Hormones, which are chemical signals from one part of the body to another, control things like digestion, weight regulation, temperature, growth and even moods. Dr. Ganong was one of the first scientists to realize that much of the action of the endocrine system is regulated by the brain.

Bruce S. McEwen, director of the neuroendocrinology laboratory at Rockefeller University in New York, said on Friday that Dr. Ganong’s major contribution was the discovery of how blood pressure and fluid balance — the salt and water levels in the body — are regulated by hormones from the adrenal gland and the kidney.

“This led to some of the current treatments of hypertension,” Dr. McEwen said. “He did the basic work, and drug companies developed the drugs.”

Dr. Ganong was also one of the discoverers of Lown-Ganong-Levine syndrome, an electrical abnormality that affects heart rhythm.

William Francis Ganong, who preferred to be called Fran, was born on July 6, 1924, in Northampton, Mass., one of two children of William and Anna Hobbet Ganong.
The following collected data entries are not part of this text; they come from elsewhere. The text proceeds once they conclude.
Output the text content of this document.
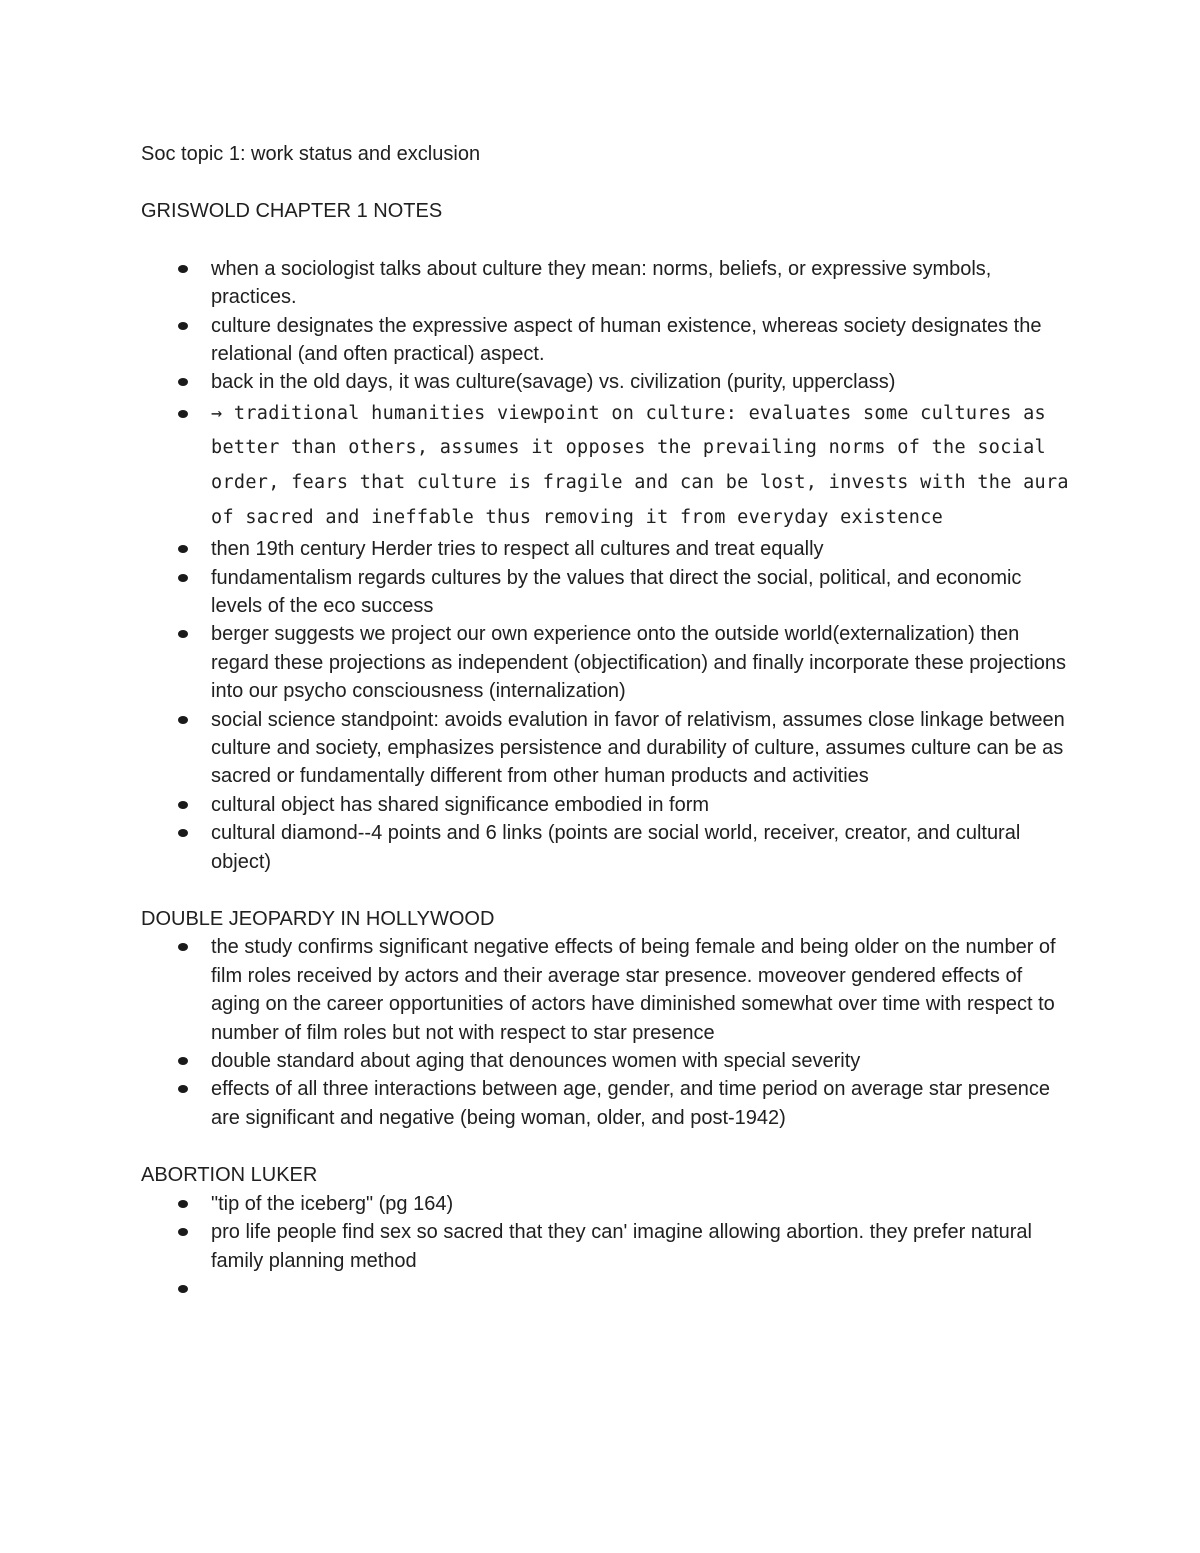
Soc topic 1: work status and exclusion
GRISWOLD CHAPTER 1 NOTES
when a sociologist talks about culture they mean: norms, beliefs, or expressive symbols, practices.
culture designates the expressive aspect of human existence, whereas society designates the relational (and often practical) aspect.
back in the old days, it was culture(savage) vs. civilization (purity, upperclass)
→ traditional humanities viewpoint on culture: evaluates some cultures as better than others, assumes it opposes the prevailing norms of the social order, fears that culture is fragile and can be lost, invests with the aura of sacred and ineffable thus removing it from everyday existence
then 19th century Herder tries to respect all cultures and treat equally
fundamentalism regards cultures by the values that direct the social, political, and economic levels of the eco success
berger suggests we project our own experience onto the outside world(externalization) then regard these projections as independent (objectification) and finally incorporate these projections into our psycho consciousness (internalization)
social science standpoint: avoids evalution in favor of relativism, assumes close linkage between culture and society, emphasizes persistence and durability of culture, assumes culture can be as sacred or fundamentally different from other human products and activities
cultural object has shared significance embodied in form
cultural diamond--4 points and 6 links (points are social world, receiver, creator, and cultural object)
DOUBLE JEOPARDY IN HOLLYWOOD
the study confirms significant negative effects of being female and being older on the number of film roles received by actors and their average star presence. moveover gendered effects of aging on the career opportunities of actors have diminished somewhat over time with respect to number of film roles but not with respect to star presence
double standard about aging that denounces women with special severity
effects of all three interactions between age, gender, and time period on average star presence are significant and negative (being woman, older, and post-1942)
ABORTION LUKER
"tip of the iceberg" (pg 164)
pro life people find sex so sacred that they can' imagine allowing abortion. they prefer natural family planning method
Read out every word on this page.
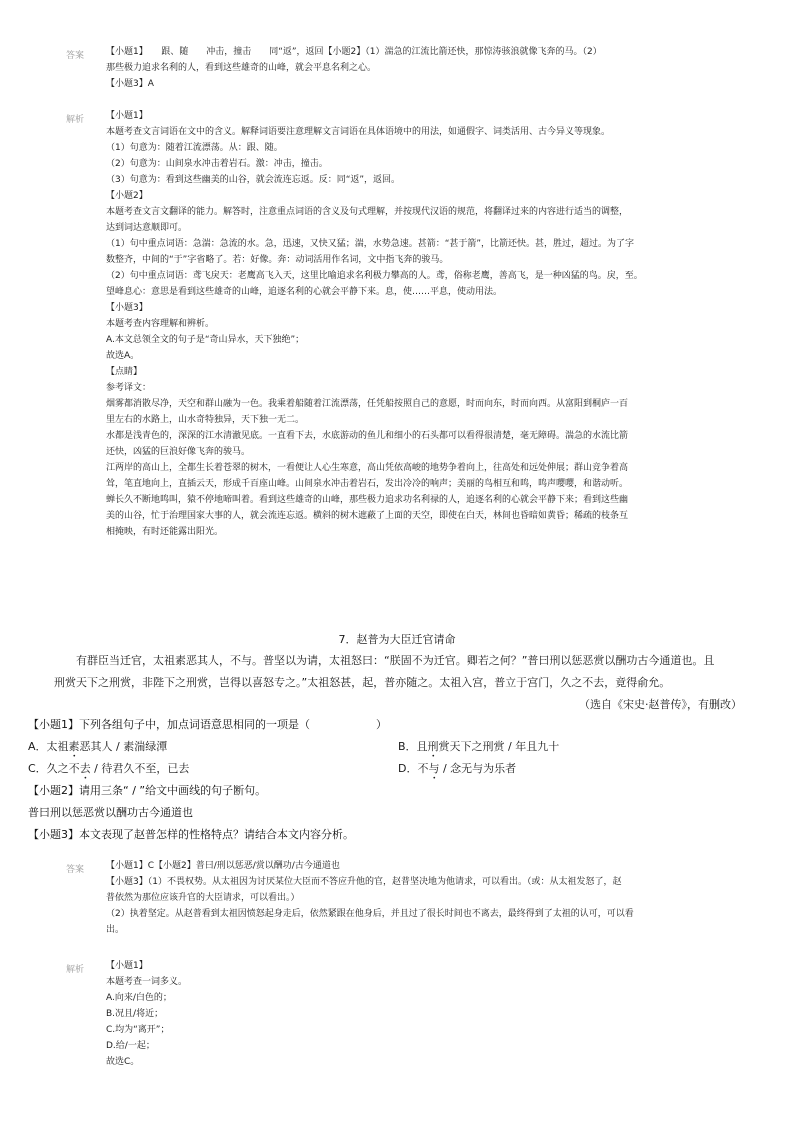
答案 【小题1】　　跟、随　　冲击，撞击　　同“返”，返回【小题2】（1）湍急的江流比箭还快，那惊涛骇浪就像飞奔的马。（2）
那些极力追求名利的人，看到这些雄奇的山峰，就会平息名利之心。
【小题3】A
解析 【小题1】
本题考查文言词语在文中的含义。解释词语要注意理解文言词语在具体语境中的用法，如通假字、词类活用、古今异义等现象。
（1）句意为：随着江流漂荡。从：跟、随。
（2）句意为：山间泉水冲击着岩石。激：冲击，撞击。
（3）句意为：看到这些幽美的山谷，就会流连忘返。反：同“返”，返回。
【小题2】
本题考查文言文翻译的能力。解答时，注意重点词语的含义及句式理解，并按现代汉语的规范，将翻译过来的内容进行适当的调整，
达到词达意顺即可。
（1）句中重点词语：急湍：急流的水。急，迅速，又快又猛；湍，水势急速。甚箭：“甚于箭”，比箭还快。甚，胜过，超过。为了字
数整齐，中间的“于”字省略了。若：好像。奔：动词活用作名词，文中指飞奔的骏马。
（2）句中重点词语：鸢飞戾天：老鹰高飞入天，这里比喻追求名利极力攀高的人。鸢，俗称老鹰，善高飞，是一种凶猛的鸟。戾，至。
望峰息心：意思是看到这些雄奇的山峰，追逐名利的心就会平静下来。息，使……平息，使动用法。
【小题3】
本题考查内容理解和辨析。
A.本文总领全文的句子是“奇山异水，天下独绝”；
故选A。
【点睛】
参考译文：
烟雾都消散尽净，天空和群山融为一色。我乘着船随着江流漂荡，任凭船按照自己的意愿，时而向东，时而向西。从富阳到桐庐一百
里左右的水路上，山水奇特独异，天下独一无二。
水都是浅青色的，深深的江水清澈见底。一直看下去，水底游动的鱼儿和细小的石头都可以看得很清楚，毫无障碍。湍急的水流比箭
还快，凶猛的巨浪好像飞奔的骏马。
江两岸的高山上，全都生长着苍翠的树木，一看便让人心生寒意，高山凭依高峻的地势争着向上，往高处和远处伸展；群山竞争着高
耸，笔直地向上，直插云天，形成千百座山峰。山间泉水冲击着岩石，发出冷冷的响声；美丽的鸟相互和鸣，鸣声嘤嘤，和谐动听。
蝉长久不断地鸣叫，猿不停地啼叫着。看到这些雄奇的山峰，那些极力追求功名利禄的人，追逐名利的心就会平静下来；看到这些幽
美的山谷，忙于治理国家大事的人，就会流连忘返。横斜的树木遮蔽了上面的天空，即使在白天，林间也昏暗如黄昏；稀疏的枝条互
相掩映，有时还能露出阳光。
7．赵普为大臣迁官请命
有群臣当迁官，太祖素恶其人，不与。普坚以为请，太祖怒曰：“朕固不为迁官。卿若之何？”普曰刑以惩恶赏以酬功古今通道也。且
刑赏天下之刑赏，非陛下之刑赏，岂得以喜怒专之。”太祖怒甚，起，普亦随之。太祖入宫，普立于宫门，久之不去，竟得俞允。
（选自《宋史·赵普传》，有删改）
【小题1】下列各组句子中，加点词语意思相同的一项是（　　　　　　）
A．太祖素恶其人 / 素湍绿潭	B．且刑赏天下之刑赏 / 年且九十
C．久之不去 / 待君久不至，已去	D．不与 / 念无与为乐者
【小题2】请用三条“ / ”给文中画线的句子断句。
普曰刑以惩恶赏以酬功古今通道也
【小题3】本文表现了赵普怎样的性格特点？请结合本文内容分析。
答案 【小题1】C【小题2】普曰/刑以惩恶/赏以酬功/古今通道也
【小题3】（1）不畏权势。从太祖因为讨厌某位大臣而不答应升他的官，赵普坚决地为他请求，可以看出。（或：从太祖发怒了，赵
普依然为那位应该升官的大臣请求，可以看出。）
（2）执着坚定。从赵普看到太祖因愤怒起身走后，依然紧跟在他身后，并且过了很长时间也不离去，最终得到了太祖的认可，可以看
出。
解析 【小题1】
本题考查一词多义。
A.向来/白色的；
B.况且/将近；
C.均为“离开”；
D.给/一起；
故选C。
His father was a doctor, and his mother was a geologist.

He entered Harvard in the fall of 1941, but was drafted into the Army after the attack on Pearl Harbor. Under a special wartime program, he began pre-med studies while in the Army. He completed his bachelor’s degree at Harvard after the war and received his medical degree there in 1949. Two years later, he was drafted into the Army again and served as a medical officer in Japan and Korea.

In 1955, Dr. Ganong was hired as an assistant professor at the University of California, Berkeley. Three years later, he moved to the University of California, San Francisco, to help start a research program in physiology. He retired in 1999.
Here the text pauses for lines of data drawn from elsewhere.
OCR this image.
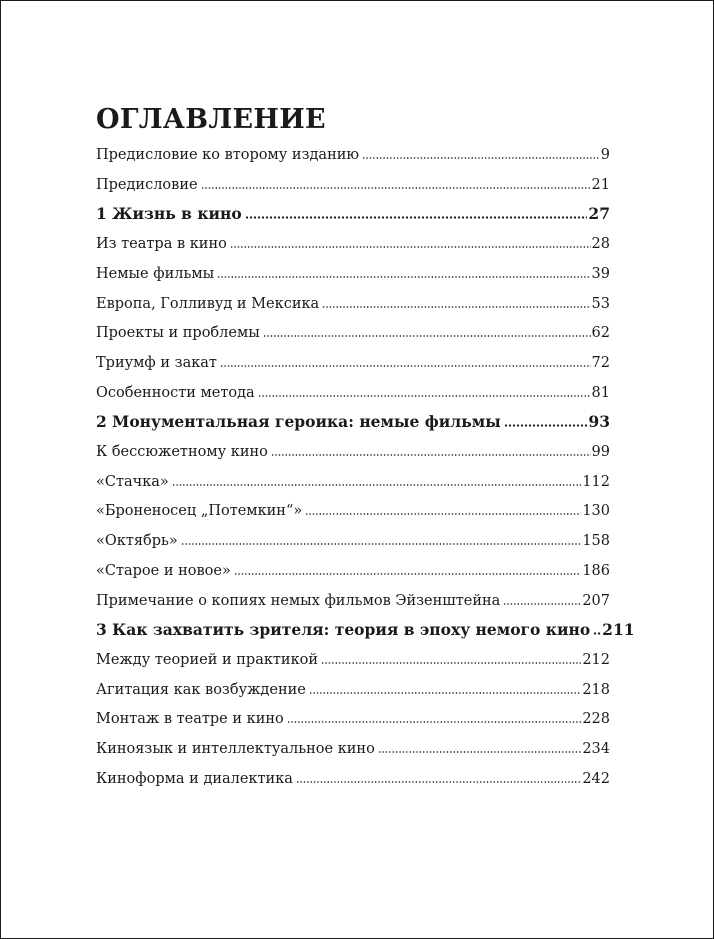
ОГЛАВЛЕНИЕ
Предисловие ко второму изданию	9
Предисловие	21
1 Жизнь в кино	27
Из театра в кино	28
Немые фильмы	39
Европа, Голливуд и Мексика	53
Проекты и проблемы	62
Триумф и закат	72
Особенности метода	81
2 Монументальная героика: немые фильмы	93
К бессюжетному кино	99
«Стачка»	112
«Броненосец „Потемкин“»	130
«Октябрь»	158
«Старое и новое»	186
Примечание о копиях немых фильмов Эйзенштейна	207
3 Как захватить зрителя: теория в эпоху немого кино 211
Между теорией и практикой	212
Агитация как возбуждение	218
Монтаж в театре и кино	228
Киноязык и интеллектуальное кино	234
Киноформа и диалектика	242
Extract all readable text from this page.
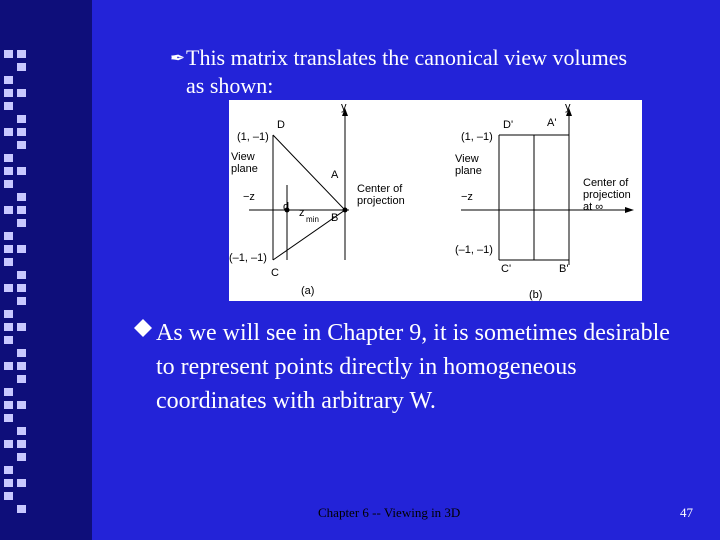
✒ This matrix translates the canonical view volumes
as shown:
y
D
(1, –1)
View
plane	A
−z
d z
min B
(–1, –1)
C
Center of
projection
(a)
y
A'
D'
(1, –1)
View
plane
−z
Center of
projection
at ∞
(–1, –1)
C'	B'
(b)
As we will see in Chapter 9, it is sometimes desirable to represent points directly in homogeneous coordinates with arbitrary W.
Chapter 6 -- Viewing in 3D	47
Dr. Ganong wrote a textbook that is considered a touchstone in his field. First published in 1963, “Review of Medical Physiology” (Lange Medical Publications) is now in its 22nd edition and has been translated into 18 languages.
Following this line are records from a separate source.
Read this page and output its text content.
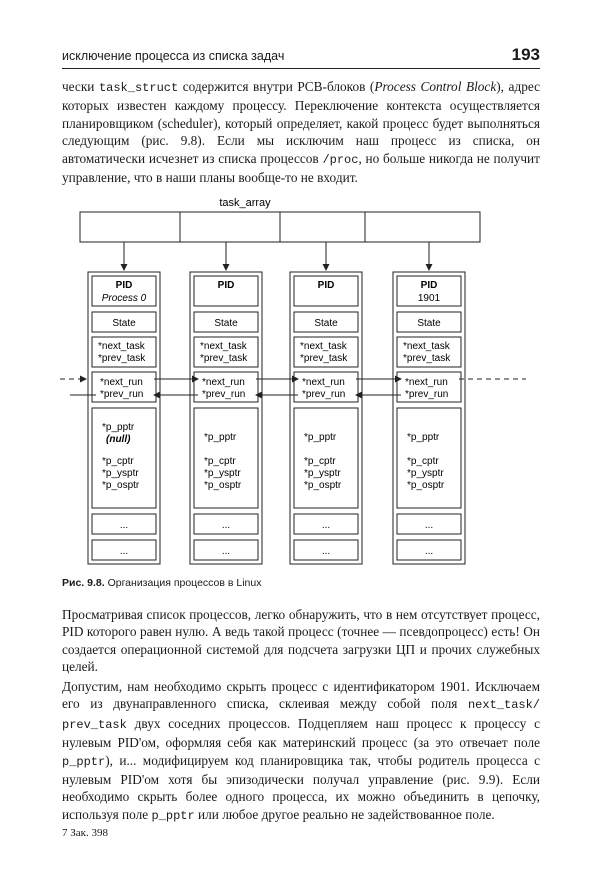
исключение процесса из списка задач	193

чески task_struct содержится внутри PCB-блоков (Process Control Block), адрес которых известен каждому процессу. Переключение контекста осуществляется планировщиком (scheduler), который определяет, какой процесс будет выполняться следующим (рис. 9.8). Если мы исключим наш процесс из списка, он автоматически исчезнет из списка процессов /proc, но больше никогда не получит управление, что в наши планы вообще-то не входит.

task_array
PID
Process 0
State
*next_task
*prev_task
*next_run
*prev_run
*p_pptr
(null)
*p_cptr
*p_ysptr
*p_osptr
...
...
PID
State
*next_task
*prev_task
*next_run
*prev_run
*p_pptr
*p_cptr
*p_ysptr
*p_osptr
...
...
PID
State
*next_task
*prev_task
*next_run
*prev_run
*p_pptr
*p_cptr
*p_ysptr
*p_osptr
...
...
PID
1901
State
*next_task
*prev_task
*next_run
*prev_run
*p_pptr
*p_cptr
*p_ysptr
*p_osptr
...
...
Рис. 9.8. Организация процессов в Linux

Просматривая список процессов, легко обнаружить, что в нем отсутствует процесс, PID которого равен нулю. А ведь такой процесс (точнее — псевдопроцесс) есть! Он создается операционной системой для подсчета загрузки ЦП и прочих служебных целей.

Допустим, нам необходимо скрыть процесс с идентификатором 1901. Исключаем его из двунаправленного списка, склеивая между собой поля next_task/ prev_task двух соседних процессов. Подцепляем наш процесс к процессу с нулевым PID'ом, оформляя себя как материнский процесс (за это отвечает поле p_pptr), и... модифицируем код планировщика так, чтобы родитель процесса с нулевым PID'ом хотя бы эпизодически получал управление (рис. 9.9). Если необходимо скрыть более одного процесса, их можно объединить в цепочку, используя поле p_pptr или любое другое реально не задействованное поле.

7 Зак. 398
Dr. Stryker, who took over the U.C.S.F. physiology chairmanship in 1994, recalled how he had once become a proxy recipient of the esteem in which Dr. Ganong was held.

“I didn’t realize the impact his book had all over the world; medical students everywhere use it,” Dr. Stryker said. “When I visited the medical school in Semarang, in Central Java, in 1982 and I mentioned that I knew Dr. Ganong, they actually washed my feet as an honored visitor.”